Si nous considérons un projet tel celui du Nouveau partenariat
pour le développement de l’Afrique (Nepad), qu’est-ce
qui se donne à constater ? Dans le jeu à plusieurs que
les initiateurs du Nepad ont voulu organiser, on ne peut pas dire qu’il
y ait convergence de projets, confiance réciproque, ni, a fortiori,
acceptation des règles communes du jeu.

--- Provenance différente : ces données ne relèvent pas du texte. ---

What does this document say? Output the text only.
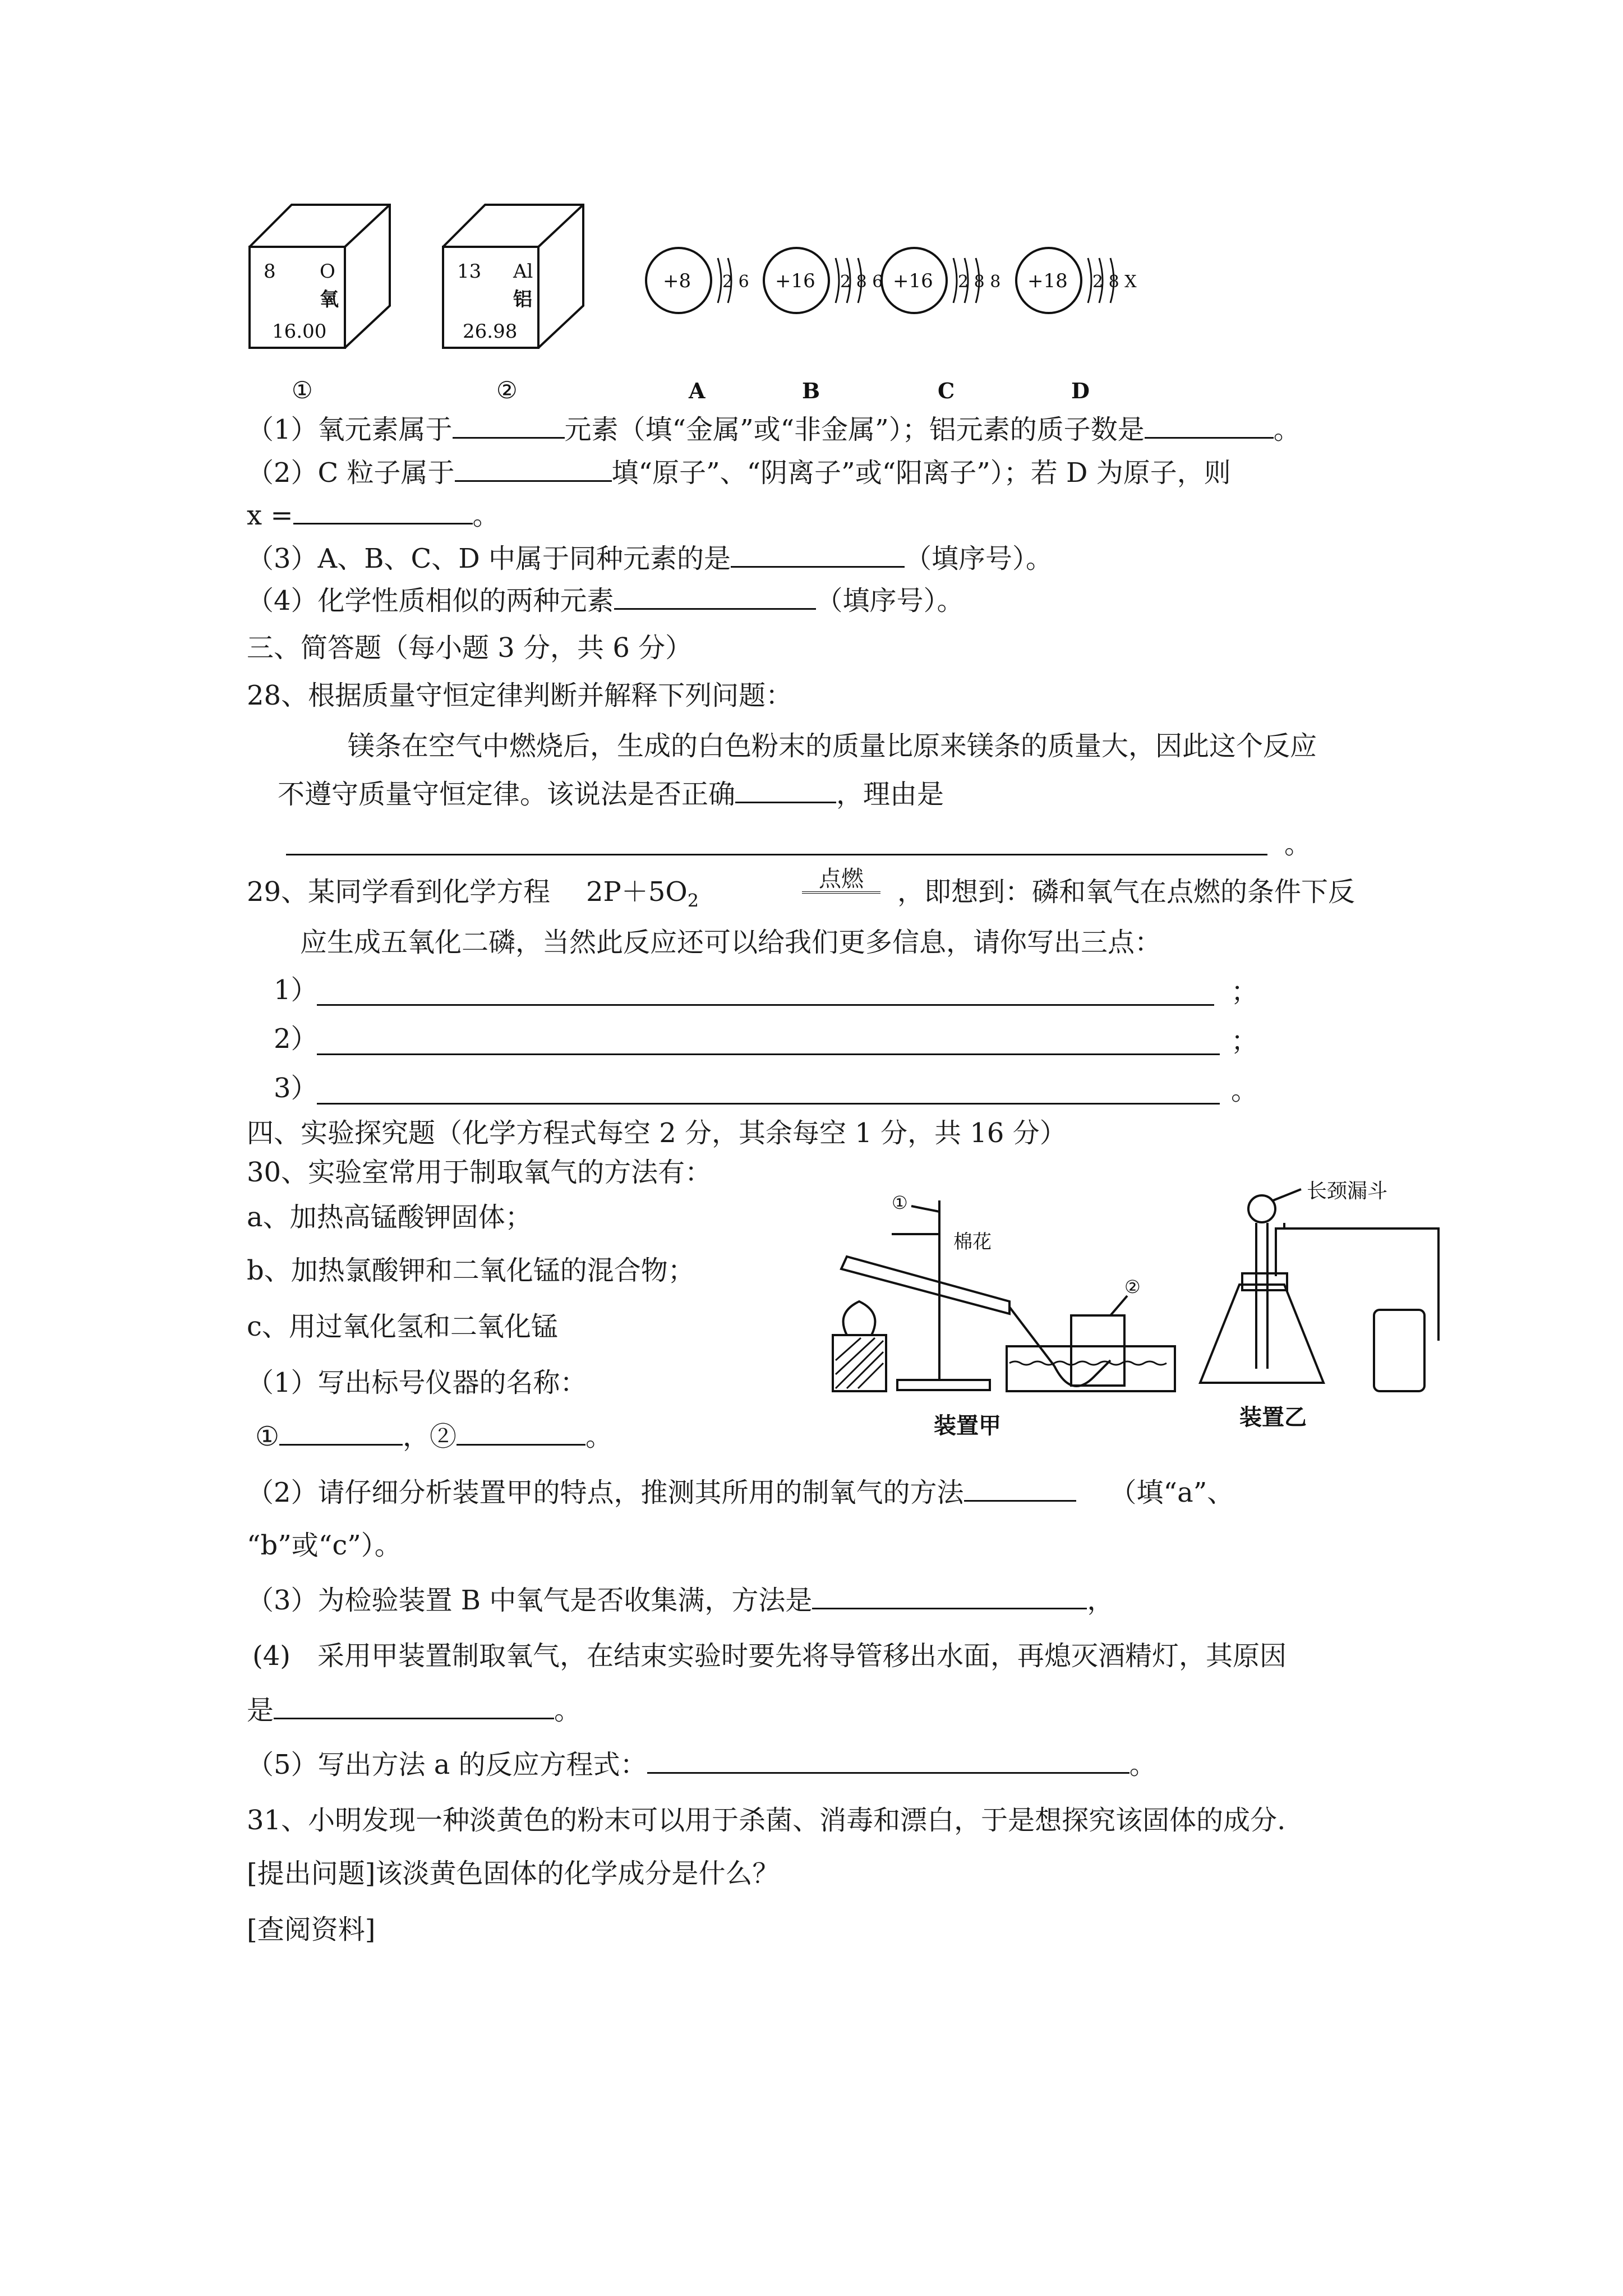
8 O
氧
16.00
13 Al
铝
26.98
+8 2 6 +16 2 8 6 +16 2 8 8 +18 2 8 X
①	②	A	B	C	D
（1）氧元素属于	元素（填“金属”或“非金属”）；铝元素的质子数是	。
（2）C 粒子属于	填“原子”、“阴离子”或“阳离子”）；若 D 为原子，则
x =	。
（3）A、B、C、D 中属于同种元素的是	（填序号）。
（4）化学性质相似的两种元素	（填序号）。
三、简答题（每小题 3 分，共 6 分）
28、根据质量守恒定律判断并解释下列问题：
镁条在空气中燃烧后，生成的白色粉末的质量比原来镁条的质量大，因此这个反应
不遵守质量守恒定律。该说法是否正确	，理由是
。
29、某同学看到化学方程 $2P+5O_2$
点燃	，即想到：磷和氧气在点燃的条件下反
应生成五氧化二磷，当然此反应还可以给我们更多信息，请你写出三点：
1）	；
2）	；
3）	。
四、实验探究题（化学方程式每空 2 分，其余每空 1 分，共 16 分）
30、实验室常用于制取氧气的方法有：
a、加热高锰酸钾固体；
b、加热氯酸钾和二氧化锰的混合物；
c、用过氧化氢和二氧化锰
（1）写出标号仪器的名称：
①	，②	。
①
②
棉花
装置甲
长颈漏斗
装置乙
（2）请仔细分析装置甲的特点，推测其所用的制氧气的方法	（填“a”、
“b”或“c”）。
（3）为检验装置 B 中氧气是否收集满，方法是	，
(4)　采用甲装置制取氧气，在结束实验时要先将导管移出水面，再熄灭酒精灯，其原因
是	。
（5）写出方法 a 的反应方程式：	。
31、小明发现一种淡黄色的粉末可以用于杀菌、消毒和漂白，于是想探究该固体的成分.
[提出问题]该淡黄色固体的化学成分是什么？
[查阅资料]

En Octobre 2001, des dirigeants
politiques africains ont lancé un appel à tous les peuples
du continent pour qu’ils prennent conscience de la gravité de
la situation et de la nécessité de se mobiliser pour mettre
un terme à la marginalisation continue de l’Afrique et à l’accroissement
du fossé qui les sépare du monde développé.
Il n’est pas sûr que les partenaires recherchés qui
sont les membres du G7 prennent cette préoccupation à leur
compte, (donc absence de convergence de projets). En second lieu et en
ce qui concerne la confiance et la transparence, lorsque les Africains
s’engagent à réaliser les préalables que sont
la paix et la sécurisation des investissements, la bonne gouvernance
et la démocratie par exemple, il y a lieu de se demander s’ils
peuvent présenter une crédibilité sans soupçon
aux partenaires qu’ils sollicitent ! L’état d’esprit
caractéristique de la logique partenariale n’est pas au
rendez-vous. Tout comme n’est pas au rendez-vous l’élimination
des conflits en vue de la sécurisation des capitaux, les Africains
eux-mêmes continuant à nourrir des soupçons à l’endroit
des membres du groupe des grandes puissances réputées fomenter
et entretenir des conflits armés sur le continent, pour l’intérêt
de la vente des armements.
Une deuxième remarque s’impose encore : tout comme trouvé dans
les interventions de certains délégués à l’Onu,
les propositions des Africains du Nepad sont majoritairement des demandes
adressées aux autres et reposant hypothétiquement sur leur
bonne volonté : demande d’une augmentation de l’aide
publique au développement, demande des apports plus importants
de capitaux privés, demande d’accès aux marchés
financiers, demande d’allègement de la dette. En contrepartie
les engagements annoncés par les Africains se présentent
comme des conditionnalités qu’ils s’imposent à eux-mêmes
et qui ne peuvent inspirer que doute et que scepticisme à leurs
interlocuteurs, membres du G7.
Il apparaît à l’évidence que l’organisation
de la solidarité sous la forme partenariale sera toujours illusoire
entre les grandes puissances et les petites nations, les puissants et
les faibles, c'est-à-dire entre des groupes dissemblables. Il
apparaît difficile d’instaurer la confiance et la transparence
au niveau des règles du jeu spécifiques que chaque relation
partenariale est supposée se donner. Et, au vu du nombre des demandes
adressées au G7, on a l’impression qu’il s’agit
d’un retour à la politique de l’assistance et de l’aide
que le Nepad a voulu opérer. Le fossé qui sépare
les Africains du Nepad et les membres du groupe des 7 est tel qu’ils
ne peuvent pas entrer dans une relation partenariale authentique, car
la convergence des projets, la confiance et la transparence ne peuvent
y être réalisées.
Une logique de solidarité à repenser
Il me semble que jusqu’ici la solidarité internationale
ne s’est exprimée que sous les formes dont je viens de parler
rapidement : l’aide publique au développement, les partenariats
divers et la coopération. Ce que je viens de dire du partenariat
et notamment du Nepad, est ce que je redirais de toutes ces formes de
solidarité et en particulier de la coopération, telle qu’elle
a fonctionnée et fonctionne encore sous nos yeux. . Je veux dire
qu’il s’agit d’une forme de relation de solidarité foncièrement
inégalitaire et hiérarchique. Une solidarité offerte
et non négociée. En toute objectivité, le fossé qui
sépare les pays en développement des pays développés
est tel qu’il ne peut pas exister entre eux une authentique relation
de coopération ou de partenariat qui suppose des éléments
de réciprocité librement négociés et non
imposés aux plus faibles par les plus forts.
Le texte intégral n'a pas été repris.